Tourists visiting Florida are less price-sensitive than locals, which means that if Disney World raises its prices, locals are more likely to skip a day at the park. By the same token, if the admission price falls, locals may make repeat visits in a way that tourists probably won’t. Being rich is sometimes connected with being insensitive to prices, but not always. Business-class air travel is expensive, because companies are willing to pay and airlines have the scarcity power to take advantage of that fact.

The same is true of discounts at coffee bars for local workers. The AMT bar in Waterloo station will knock 10 per cent off the cost of your coffee if you work locally. This isn’t because the local workers are poor: they include top Whitehall mandarins and the extravagantly remunerated employees of the gigantic oil company, Shell. The discount reflects the fact that local workers are price- sensitive despite being rich. Commuters who pass through Waterloo in a hurry see only one or two coffee bars and are willing to pay high prices for convenience. Local workers pop out of the office at 11am for coffee and could walk in any direction. They can buy from several cafes, all equally convenient, all of which they will have had a chance to sample. They are bound to be more price-sensitive, even if they are rich.

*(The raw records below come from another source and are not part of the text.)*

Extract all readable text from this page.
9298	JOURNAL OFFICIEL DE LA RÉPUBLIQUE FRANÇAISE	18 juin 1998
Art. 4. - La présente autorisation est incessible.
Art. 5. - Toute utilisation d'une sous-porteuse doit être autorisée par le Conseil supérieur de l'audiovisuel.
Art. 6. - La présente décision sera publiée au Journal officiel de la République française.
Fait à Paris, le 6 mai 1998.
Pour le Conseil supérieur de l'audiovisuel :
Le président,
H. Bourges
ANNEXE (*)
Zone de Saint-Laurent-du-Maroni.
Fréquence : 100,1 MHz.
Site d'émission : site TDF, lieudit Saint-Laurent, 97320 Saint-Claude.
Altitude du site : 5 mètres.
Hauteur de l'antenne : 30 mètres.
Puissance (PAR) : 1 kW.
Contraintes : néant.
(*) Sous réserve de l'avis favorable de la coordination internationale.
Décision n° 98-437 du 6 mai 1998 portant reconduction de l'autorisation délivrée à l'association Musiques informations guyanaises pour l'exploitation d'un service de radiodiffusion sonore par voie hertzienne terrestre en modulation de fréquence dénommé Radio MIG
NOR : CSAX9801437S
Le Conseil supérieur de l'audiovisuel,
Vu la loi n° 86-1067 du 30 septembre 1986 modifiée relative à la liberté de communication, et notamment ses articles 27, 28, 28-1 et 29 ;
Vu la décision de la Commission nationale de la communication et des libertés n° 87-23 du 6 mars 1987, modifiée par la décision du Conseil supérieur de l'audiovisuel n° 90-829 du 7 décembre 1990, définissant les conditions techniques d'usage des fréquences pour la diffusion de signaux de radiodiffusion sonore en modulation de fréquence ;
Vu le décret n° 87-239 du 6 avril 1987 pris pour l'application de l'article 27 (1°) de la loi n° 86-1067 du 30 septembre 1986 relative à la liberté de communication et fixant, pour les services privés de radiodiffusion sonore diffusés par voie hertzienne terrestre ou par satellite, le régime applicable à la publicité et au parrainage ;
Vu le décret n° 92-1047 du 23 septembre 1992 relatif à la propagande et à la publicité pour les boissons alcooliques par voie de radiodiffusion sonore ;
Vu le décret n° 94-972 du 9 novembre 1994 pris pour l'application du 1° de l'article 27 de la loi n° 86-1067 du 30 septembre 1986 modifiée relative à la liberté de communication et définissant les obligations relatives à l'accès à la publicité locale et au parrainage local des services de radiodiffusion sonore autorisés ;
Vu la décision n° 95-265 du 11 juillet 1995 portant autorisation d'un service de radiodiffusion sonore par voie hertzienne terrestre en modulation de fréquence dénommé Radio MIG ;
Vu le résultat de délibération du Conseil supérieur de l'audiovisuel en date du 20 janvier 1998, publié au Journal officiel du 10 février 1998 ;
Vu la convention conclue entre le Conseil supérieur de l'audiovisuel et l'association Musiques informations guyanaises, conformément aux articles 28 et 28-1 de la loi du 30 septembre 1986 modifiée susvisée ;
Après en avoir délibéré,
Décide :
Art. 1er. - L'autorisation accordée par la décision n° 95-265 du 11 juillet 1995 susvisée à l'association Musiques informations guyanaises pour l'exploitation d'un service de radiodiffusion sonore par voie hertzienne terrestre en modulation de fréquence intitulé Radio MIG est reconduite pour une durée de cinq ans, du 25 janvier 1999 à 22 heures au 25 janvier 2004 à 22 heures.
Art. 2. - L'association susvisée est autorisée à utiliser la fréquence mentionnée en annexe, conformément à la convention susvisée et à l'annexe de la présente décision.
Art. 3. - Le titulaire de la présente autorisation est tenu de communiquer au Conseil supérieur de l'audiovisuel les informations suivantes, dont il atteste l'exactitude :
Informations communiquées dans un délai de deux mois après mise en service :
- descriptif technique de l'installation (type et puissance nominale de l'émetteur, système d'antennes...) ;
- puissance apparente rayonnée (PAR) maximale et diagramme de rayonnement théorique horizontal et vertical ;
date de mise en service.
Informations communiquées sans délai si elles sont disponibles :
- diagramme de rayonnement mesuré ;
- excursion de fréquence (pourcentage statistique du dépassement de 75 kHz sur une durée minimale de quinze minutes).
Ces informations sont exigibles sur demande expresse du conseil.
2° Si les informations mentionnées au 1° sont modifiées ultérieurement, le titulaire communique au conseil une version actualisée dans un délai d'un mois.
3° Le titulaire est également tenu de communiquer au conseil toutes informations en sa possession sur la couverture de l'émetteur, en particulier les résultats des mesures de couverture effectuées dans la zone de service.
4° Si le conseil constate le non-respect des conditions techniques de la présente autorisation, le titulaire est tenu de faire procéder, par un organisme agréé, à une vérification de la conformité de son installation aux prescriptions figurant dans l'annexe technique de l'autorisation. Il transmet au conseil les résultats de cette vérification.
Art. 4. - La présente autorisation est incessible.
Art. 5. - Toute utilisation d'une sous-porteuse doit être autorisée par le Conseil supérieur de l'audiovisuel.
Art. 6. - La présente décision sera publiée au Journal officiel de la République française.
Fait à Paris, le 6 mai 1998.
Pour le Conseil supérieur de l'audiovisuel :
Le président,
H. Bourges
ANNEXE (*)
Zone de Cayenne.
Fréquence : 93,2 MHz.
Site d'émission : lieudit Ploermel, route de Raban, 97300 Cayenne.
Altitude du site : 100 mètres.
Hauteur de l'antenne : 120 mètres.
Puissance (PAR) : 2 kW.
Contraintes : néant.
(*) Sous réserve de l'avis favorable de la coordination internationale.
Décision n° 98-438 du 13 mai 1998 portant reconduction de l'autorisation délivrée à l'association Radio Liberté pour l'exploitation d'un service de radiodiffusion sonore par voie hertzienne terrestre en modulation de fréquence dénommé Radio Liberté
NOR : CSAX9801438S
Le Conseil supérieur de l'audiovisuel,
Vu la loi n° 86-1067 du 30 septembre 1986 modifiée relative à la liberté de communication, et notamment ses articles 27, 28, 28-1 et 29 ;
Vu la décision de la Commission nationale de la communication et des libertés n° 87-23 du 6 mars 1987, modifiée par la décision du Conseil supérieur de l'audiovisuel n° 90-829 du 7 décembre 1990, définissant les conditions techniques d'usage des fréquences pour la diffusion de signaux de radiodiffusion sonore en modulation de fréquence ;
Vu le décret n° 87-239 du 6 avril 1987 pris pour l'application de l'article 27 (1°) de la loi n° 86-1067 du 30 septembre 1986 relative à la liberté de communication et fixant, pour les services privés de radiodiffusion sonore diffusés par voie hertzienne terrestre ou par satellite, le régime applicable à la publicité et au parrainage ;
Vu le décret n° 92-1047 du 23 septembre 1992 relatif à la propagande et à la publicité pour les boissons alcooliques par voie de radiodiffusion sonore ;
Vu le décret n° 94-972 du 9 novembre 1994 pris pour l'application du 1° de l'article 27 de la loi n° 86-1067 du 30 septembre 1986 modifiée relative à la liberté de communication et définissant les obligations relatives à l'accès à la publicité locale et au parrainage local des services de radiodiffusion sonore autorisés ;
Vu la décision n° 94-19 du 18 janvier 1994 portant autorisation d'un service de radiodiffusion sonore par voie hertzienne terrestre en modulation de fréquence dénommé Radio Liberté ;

The “individual target” strategy is difficult, partly because it requires a lot of information and partly because it tends to be very unpopular. Despite the difficulties, however, it’s so profitable that companies always explore new ways to do it. The “group target” strategy of discounts for students or locals is less effective, but easier to put into action, and usually it’s socially acceptable. Either will deliver more profits than simply treating all customers as a homogenous mass.

The cleverest and most common way to persuade turkeys to vote for Christmas is the “self-incrimination” strategy. To get customers to give themselves away, companies have to sell products that are at least slightly different from each other. So they offer products in different quantities (a large cappuccino instead of a small one, or an offer of three for the price of two) or with different features (with whipped cream or white chocolate or fair trade ingredients) or even in different locations, because a sandwich in a station kiosk is not the same product as a physically identical sandwich in an out-of-town superstore.

Coffee bean

It’s reasonable to ask how common this tactic really is. Because the products are different, you never quite know whether the company is using a price-targeting trick or merely passing on added costs. It could be that it really does cost 10p more to put fair trade coffee in a cappuccino; maybe cans of whipped cream are expensive to refrigerate and troublesome to clean and the staff hate using them; perhaps large cups of coffee take longer to drink, and so the charge is for table-space not coffee – in which case, charging a higher price is not a strategy to get me to incriminate myself, but simply the coffee shop passing its costs through to me. But I think it’s safe to say that companies are always alert for ways to squeeze the maximum advantage out of whatever scarcity power they have, and price-targeting is the most common way to do that. If it looks like price-targeting, it probably is.